Allegra, Mary, and Alonzo eras
Allegra, Mary, and Alonzo eras are all part of the Goguen development phase.
Starting with Goguen, the ledger team introduced the notion of era into the ledger code. Shelley ledger rules then became ‘the Shelley era’.
Because Goguen features were implemented in steps, each set of functionality was introduced with a different hard fork, hence there were several ledger eras:
- Allegra: introduced token locking support
- Mary: brought native tokens and multi-asset functionality to Cardano
- Alonzo: introduced smart contract support
The names Allegra and Mary were chosen for their connection to the poet Percy Shelley and were only intended to be used as variable names for a very specific abstraction used in the ledger code.

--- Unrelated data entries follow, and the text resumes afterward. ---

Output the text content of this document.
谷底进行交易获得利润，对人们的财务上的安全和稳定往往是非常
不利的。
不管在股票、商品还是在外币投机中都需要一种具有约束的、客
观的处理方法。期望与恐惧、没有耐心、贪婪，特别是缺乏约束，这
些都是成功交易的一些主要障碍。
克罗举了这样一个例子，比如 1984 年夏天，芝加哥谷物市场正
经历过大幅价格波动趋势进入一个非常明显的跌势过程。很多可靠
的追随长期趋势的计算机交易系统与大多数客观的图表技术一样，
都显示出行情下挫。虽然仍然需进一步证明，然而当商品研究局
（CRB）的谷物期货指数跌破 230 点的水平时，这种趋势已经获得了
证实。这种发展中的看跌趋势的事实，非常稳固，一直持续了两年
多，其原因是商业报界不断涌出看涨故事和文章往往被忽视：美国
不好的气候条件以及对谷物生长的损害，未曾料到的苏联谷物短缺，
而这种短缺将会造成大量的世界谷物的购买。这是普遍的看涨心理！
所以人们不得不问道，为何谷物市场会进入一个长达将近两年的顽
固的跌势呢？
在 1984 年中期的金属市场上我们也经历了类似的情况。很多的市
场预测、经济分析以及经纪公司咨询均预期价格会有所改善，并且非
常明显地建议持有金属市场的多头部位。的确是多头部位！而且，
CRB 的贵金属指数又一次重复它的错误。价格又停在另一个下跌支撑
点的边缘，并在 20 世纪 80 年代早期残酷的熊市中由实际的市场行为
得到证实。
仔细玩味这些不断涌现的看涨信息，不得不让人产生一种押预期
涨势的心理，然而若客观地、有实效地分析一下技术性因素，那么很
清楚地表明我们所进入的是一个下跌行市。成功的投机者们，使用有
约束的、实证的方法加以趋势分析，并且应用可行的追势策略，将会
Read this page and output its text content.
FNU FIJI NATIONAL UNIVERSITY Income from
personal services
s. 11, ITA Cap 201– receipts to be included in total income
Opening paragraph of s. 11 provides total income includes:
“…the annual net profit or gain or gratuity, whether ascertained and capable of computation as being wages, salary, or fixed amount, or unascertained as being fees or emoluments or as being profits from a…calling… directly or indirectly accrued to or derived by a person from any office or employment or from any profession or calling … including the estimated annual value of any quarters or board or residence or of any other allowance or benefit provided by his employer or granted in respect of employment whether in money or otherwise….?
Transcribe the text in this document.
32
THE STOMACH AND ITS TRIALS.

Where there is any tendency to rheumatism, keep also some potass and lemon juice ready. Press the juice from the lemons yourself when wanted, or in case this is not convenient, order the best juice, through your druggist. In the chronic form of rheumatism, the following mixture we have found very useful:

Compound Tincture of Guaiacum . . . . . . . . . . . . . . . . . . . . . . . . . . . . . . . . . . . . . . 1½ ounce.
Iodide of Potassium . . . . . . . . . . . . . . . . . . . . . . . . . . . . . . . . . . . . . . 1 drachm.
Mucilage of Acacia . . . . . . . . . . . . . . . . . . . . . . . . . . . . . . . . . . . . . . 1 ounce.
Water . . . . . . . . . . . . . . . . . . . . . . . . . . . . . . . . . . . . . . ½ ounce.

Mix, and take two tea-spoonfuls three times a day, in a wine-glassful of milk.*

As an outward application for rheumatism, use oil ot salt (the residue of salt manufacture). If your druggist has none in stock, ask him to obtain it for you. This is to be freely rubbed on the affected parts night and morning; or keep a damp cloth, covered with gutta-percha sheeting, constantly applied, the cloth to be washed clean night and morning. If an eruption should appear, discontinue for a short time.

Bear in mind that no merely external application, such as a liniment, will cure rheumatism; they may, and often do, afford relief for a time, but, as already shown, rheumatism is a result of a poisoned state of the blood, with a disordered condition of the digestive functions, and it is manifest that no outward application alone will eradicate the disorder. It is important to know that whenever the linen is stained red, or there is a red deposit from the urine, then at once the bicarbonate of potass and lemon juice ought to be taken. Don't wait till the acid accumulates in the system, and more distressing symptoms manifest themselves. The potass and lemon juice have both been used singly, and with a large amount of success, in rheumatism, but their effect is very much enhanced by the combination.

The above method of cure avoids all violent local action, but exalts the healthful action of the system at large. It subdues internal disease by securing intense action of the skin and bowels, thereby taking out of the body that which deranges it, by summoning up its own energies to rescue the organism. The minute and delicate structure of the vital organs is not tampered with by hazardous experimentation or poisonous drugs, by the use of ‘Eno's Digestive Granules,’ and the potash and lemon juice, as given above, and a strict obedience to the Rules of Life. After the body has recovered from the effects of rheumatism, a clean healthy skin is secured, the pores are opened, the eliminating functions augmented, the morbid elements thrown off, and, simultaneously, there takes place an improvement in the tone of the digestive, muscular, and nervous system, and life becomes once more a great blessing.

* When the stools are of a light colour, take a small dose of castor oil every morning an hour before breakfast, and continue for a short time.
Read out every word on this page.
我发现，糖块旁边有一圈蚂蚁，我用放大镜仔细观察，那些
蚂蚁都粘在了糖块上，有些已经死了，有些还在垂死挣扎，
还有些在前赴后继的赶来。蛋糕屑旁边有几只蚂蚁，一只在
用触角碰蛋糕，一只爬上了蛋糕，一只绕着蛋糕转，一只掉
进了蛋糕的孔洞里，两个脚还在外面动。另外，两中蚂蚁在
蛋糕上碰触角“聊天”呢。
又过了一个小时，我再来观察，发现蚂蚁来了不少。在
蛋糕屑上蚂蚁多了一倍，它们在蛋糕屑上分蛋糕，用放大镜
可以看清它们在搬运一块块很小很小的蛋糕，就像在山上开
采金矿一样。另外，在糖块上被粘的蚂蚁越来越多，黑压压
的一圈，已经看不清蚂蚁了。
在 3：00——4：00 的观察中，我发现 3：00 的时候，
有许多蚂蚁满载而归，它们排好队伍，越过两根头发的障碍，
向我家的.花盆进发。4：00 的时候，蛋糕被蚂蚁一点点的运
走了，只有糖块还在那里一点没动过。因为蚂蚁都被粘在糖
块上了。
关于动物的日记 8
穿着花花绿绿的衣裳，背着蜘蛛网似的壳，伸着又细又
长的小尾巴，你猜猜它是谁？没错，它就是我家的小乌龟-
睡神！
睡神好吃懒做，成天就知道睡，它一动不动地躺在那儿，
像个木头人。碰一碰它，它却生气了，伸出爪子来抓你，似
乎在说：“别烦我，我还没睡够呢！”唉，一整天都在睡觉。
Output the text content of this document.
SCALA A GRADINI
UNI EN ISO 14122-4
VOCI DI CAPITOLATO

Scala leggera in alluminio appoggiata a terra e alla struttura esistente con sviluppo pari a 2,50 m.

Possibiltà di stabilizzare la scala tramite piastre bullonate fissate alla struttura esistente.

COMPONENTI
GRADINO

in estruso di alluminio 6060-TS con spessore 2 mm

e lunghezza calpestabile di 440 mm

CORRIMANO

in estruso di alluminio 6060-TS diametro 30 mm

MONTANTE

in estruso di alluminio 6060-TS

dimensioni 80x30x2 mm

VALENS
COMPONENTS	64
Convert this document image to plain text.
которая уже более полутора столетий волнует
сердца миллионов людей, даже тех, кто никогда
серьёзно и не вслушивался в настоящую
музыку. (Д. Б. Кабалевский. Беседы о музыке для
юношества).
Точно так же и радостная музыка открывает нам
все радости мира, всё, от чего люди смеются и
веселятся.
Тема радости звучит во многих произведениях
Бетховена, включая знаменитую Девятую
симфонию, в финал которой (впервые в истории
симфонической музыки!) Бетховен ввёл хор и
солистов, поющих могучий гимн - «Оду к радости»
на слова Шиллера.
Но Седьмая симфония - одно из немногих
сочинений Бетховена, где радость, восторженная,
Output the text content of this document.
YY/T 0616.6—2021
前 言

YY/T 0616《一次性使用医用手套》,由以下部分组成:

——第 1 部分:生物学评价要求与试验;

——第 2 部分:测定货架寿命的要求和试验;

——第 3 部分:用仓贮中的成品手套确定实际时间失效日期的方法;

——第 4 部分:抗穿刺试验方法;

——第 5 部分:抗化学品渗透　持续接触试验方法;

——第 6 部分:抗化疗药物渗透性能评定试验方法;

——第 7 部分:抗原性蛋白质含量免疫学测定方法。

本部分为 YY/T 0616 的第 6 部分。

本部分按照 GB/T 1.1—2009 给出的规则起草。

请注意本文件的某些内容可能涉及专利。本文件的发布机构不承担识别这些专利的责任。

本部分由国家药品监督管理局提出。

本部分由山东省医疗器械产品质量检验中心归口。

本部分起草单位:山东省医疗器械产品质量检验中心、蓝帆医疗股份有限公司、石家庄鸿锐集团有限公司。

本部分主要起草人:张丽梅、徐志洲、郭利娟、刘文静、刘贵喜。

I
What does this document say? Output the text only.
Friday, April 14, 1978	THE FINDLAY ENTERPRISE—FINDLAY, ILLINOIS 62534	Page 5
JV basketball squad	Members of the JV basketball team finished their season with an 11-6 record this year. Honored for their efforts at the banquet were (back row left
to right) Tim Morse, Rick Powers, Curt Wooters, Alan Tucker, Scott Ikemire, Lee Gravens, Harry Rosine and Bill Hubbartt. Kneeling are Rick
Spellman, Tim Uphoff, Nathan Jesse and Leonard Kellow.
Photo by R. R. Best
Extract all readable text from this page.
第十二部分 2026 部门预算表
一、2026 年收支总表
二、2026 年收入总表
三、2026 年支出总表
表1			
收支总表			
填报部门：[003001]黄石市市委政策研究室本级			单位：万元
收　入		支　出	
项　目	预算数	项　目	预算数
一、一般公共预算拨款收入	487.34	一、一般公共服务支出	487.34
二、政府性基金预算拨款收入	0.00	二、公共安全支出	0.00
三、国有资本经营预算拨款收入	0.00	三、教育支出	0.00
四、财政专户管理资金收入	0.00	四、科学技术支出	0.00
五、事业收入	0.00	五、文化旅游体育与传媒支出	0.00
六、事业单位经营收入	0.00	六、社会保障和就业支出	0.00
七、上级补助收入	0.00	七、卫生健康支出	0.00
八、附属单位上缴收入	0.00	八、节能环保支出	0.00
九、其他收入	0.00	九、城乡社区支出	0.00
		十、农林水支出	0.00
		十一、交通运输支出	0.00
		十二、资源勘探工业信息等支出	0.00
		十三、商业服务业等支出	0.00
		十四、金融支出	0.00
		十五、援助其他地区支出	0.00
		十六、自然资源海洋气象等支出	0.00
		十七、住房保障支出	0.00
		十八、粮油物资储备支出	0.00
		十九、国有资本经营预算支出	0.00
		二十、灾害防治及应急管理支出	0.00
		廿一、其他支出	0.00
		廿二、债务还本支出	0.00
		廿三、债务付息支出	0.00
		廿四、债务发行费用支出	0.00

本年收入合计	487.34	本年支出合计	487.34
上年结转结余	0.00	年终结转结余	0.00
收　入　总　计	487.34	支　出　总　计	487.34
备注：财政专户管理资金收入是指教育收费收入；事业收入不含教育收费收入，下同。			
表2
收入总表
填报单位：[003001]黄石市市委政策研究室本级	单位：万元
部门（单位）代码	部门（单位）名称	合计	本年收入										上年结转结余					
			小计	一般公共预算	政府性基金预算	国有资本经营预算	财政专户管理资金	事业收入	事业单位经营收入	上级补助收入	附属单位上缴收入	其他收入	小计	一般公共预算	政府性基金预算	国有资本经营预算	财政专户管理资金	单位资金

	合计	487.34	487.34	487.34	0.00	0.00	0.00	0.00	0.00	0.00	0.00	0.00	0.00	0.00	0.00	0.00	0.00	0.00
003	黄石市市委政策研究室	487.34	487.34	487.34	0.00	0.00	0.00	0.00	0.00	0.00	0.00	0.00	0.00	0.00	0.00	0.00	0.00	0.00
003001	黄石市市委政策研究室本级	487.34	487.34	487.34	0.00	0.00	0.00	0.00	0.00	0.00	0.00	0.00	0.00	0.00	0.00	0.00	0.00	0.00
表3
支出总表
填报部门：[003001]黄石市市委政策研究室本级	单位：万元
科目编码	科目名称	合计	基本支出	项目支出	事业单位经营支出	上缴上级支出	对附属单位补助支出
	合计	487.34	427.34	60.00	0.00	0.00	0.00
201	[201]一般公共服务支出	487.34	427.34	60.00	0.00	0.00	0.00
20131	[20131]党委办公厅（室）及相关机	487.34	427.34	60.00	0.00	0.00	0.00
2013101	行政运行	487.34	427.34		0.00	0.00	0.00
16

Goguen, the smart contract development phase, was the only phase named not after a poet. So the name of the ledger era that introduced smart contracts was named after Alonzo Church – the person who invented the lambda calculus (Plutus Core uses a variant of system F).
Going forward, the teams decided to use names in a,b,c order, after individuals who contributed to mathematics and computer science. One lack of consistency to notice is that eras can use both first and last names. This is driven by conciseness.
The Babbage ledger era introduced such features as inline datums, reference scripts, and reference inputs. However, the release is also known as Vasil, named to honor the late Bulgarian mathematician and Cardano ambassador Vasil Dabov.
Intra-era hard forks
A new era must be introduced with a hard fork, but the ledger can also change semantics during a controlled hard fork with another mechanism – an intra-era hard fork. This is an implementation detail that involves bumping the major protocol version but not creating a new ledger era. The Alonzo era, for example, experienced an intra-era hard fork when going from major protocol version 5 to 6.
You can see a table with Cardano’s phases, eras, and intra-era hard forks visualized below:
Image source: CIP-59 Cardano features annex
It is important to understand that not all of the semantic changes to the Cardano network involve the ledger. Changes to the consensus protocol or the networking layer may also require a hard fork. There is also an abstraction between the consensus and ledger layers, named the protocol. The distinction between the ledger protocols and the ledger eras corresponds roughly to how block headers are validated (protocol) versus how block bodies are validated (era). The Shelley era used the ‘transitional Praos’ protocol (TPraos), which consisted of Praos combined with a transition system to move away from Ouroboros BFT. The Babbage era replaced TPraos with Praos.
Note that the protocol version is unrelated to the node-to-node and node-to-client protocol versions. The consensus layer maintains a versioning scheme for the node queries that does not necessarily align with the protocol version described in this overview.
The protocol version is also included in each block header indicating the maximum protocol version that the block producer is capable of supporting (see section 13, Software Updates, of the Shelley ledger specification).